Anlässlich der Generalversammlung der Spitex Region Brugg AG wurden alle sechs bisherigen Verwaltungsratsmitglieder in ihrer Funktion bestätigt. Als Nachfolger von Reto Wettstein, der innerhalb des Brugger Stadtrats das Ressort gewechselt hat, wurde Jürg Baur gewählt. Ebenfalls aus dem Verwaltungsrat ausgeschieden ist Gründungsmitglied Patrik Aebli, Mülligen. Das strategische Führungsorgan besteht somit neu aus 7 Mitgliedern.

2018 hat die Spitex Region Brugg AG 8% mehr Pflegestunden erbracht als im Vorjahr. Damit stiegen die Leistungen bereits zum fünften Mal in Folge. Seit 2013 zeigt sich zudem eine Verschiebung bei der Altersstruktur der Spitex-Klienten: 2018 wurden 59% der Leistungen von 80-jährigen und älteren Menschen bezogen (2013: 58%). Der Anteil der 65- bis 79-Jährigen betrug 19% (2013: 27%) und derjenige der Altersgruppe der 20- bis 64-Jährigen 22% (2013: 15%).

Damit haben die im Berufsleben Stehenden erstmals mehr Pflege zu Hause benötigt als die jüngeren Senioren. Ebenfalls eine deutliche Verschiebung zeigt sich in Bezug auf die Komplexität der Pflegeleistungen: Waren 2013 32% der Leistungen komplex, so stieg dieser Anteil im Jahr 2018 auf 52%. Der Trend hin zu jüngeren Klienten und komplexeren Pflegesituationen zu Hause ist die unmittelbare Auswirkung von immer kürzeren Spital- und Heimaufenthalten.

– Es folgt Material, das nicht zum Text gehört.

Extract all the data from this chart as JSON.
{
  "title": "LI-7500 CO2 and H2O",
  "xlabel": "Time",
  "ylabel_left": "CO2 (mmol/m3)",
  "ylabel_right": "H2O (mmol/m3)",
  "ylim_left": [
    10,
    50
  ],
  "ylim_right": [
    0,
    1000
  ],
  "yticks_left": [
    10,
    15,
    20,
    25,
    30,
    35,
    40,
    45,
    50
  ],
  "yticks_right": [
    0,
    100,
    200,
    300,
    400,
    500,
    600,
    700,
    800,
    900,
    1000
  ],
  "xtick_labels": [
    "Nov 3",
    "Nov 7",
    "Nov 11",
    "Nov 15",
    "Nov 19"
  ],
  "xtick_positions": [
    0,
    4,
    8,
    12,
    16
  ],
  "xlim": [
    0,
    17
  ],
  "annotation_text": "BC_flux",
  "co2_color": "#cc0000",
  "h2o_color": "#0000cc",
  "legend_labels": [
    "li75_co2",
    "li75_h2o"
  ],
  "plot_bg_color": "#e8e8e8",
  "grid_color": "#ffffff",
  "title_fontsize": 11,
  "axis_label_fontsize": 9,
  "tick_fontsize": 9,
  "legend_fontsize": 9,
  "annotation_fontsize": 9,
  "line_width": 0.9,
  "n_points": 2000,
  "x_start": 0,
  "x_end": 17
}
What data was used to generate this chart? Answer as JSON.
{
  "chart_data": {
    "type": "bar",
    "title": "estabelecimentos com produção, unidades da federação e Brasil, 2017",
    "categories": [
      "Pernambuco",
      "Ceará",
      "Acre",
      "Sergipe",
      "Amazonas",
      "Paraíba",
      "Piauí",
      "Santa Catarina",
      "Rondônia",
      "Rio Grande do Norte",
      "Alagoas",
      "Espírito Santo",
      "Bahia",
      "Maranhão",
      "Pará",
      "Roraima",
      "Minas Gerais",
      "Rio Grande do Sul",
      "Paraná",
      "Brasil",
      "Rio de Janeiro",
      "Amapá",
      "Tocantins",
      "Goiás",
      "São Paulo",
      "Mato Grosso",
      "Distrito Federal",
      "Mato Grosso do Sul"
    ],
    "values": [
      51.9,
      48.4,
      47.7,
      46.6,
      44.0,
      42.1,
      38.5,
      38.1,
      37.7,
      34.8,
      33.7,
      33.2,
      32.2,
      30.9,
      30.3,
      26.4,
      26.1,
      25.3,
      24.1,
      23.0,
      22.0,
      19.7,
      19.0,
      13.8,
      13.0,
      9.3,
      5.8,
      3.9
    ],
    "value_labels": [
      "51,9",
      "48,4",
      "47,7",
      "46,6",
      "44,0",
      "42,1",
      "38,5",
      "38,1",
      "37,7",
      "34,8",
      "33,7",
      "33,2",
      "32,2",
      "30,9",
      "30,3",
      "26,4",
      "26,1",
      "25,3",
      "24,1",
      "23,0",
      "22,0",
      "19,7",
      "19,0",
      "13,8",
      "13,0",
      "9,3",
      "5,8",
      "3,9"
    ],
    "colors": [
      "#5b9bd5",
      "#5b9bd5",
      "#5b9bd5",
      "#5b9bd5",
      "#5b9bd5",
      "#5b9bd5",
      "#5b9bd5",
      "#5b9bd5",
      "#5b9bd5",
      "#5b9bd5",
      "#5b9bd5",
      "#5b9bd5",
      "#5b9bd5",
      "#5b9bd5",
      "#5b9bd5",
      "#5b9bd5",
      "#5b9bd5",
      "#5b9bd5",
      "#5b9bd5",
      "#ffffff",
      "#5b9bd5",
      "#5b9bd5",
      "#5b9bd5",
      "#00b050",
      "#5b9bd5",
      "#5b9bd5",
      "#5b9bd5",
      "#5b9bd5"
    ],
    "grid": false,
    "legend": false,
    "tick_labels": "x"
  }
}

Diese Entwicklung entspricht nicht nur dem Wunsch der Betroffenen, sondern ist auch volkswirtschaftlich sinnvoll und wird daher gesundheitspolitisch bewusst so gesteuert. Damit werden jedoch die Finanzen der Gemeinden belastet, denn sie übernehmen knapp die Hälfte der Spitexkosten. Die Führung der Spitex Region Brugg AG ist sich ihrer Verantwortung bewusst und legt ihren Fokus neben einer guten Qualität daher gezielt auf eine wirtschaftliche und effiziente Leistungserbringung. Im Benchmark mit vergleichbar grossen Organisationen liegen die Vollkosten pro Stunde denn auch unter dem kantonalen Durchschnitt.

Neben Leistungs- und Kostendiskussionen beschäftigte im Jahr 2018 auch die Integration des Spitexvereins Bözberg-Rein Verwaltungsrat und Geschäftsleitung. Dank einer sorgfältigen Vorbereitung, der stets transparenten Kommunikation und einer wertschätzenden Grundhaltung aller Beteiligten ist auch die zweite Integration nach der Gründung im Jahr 2012 erfolgreich gelungen.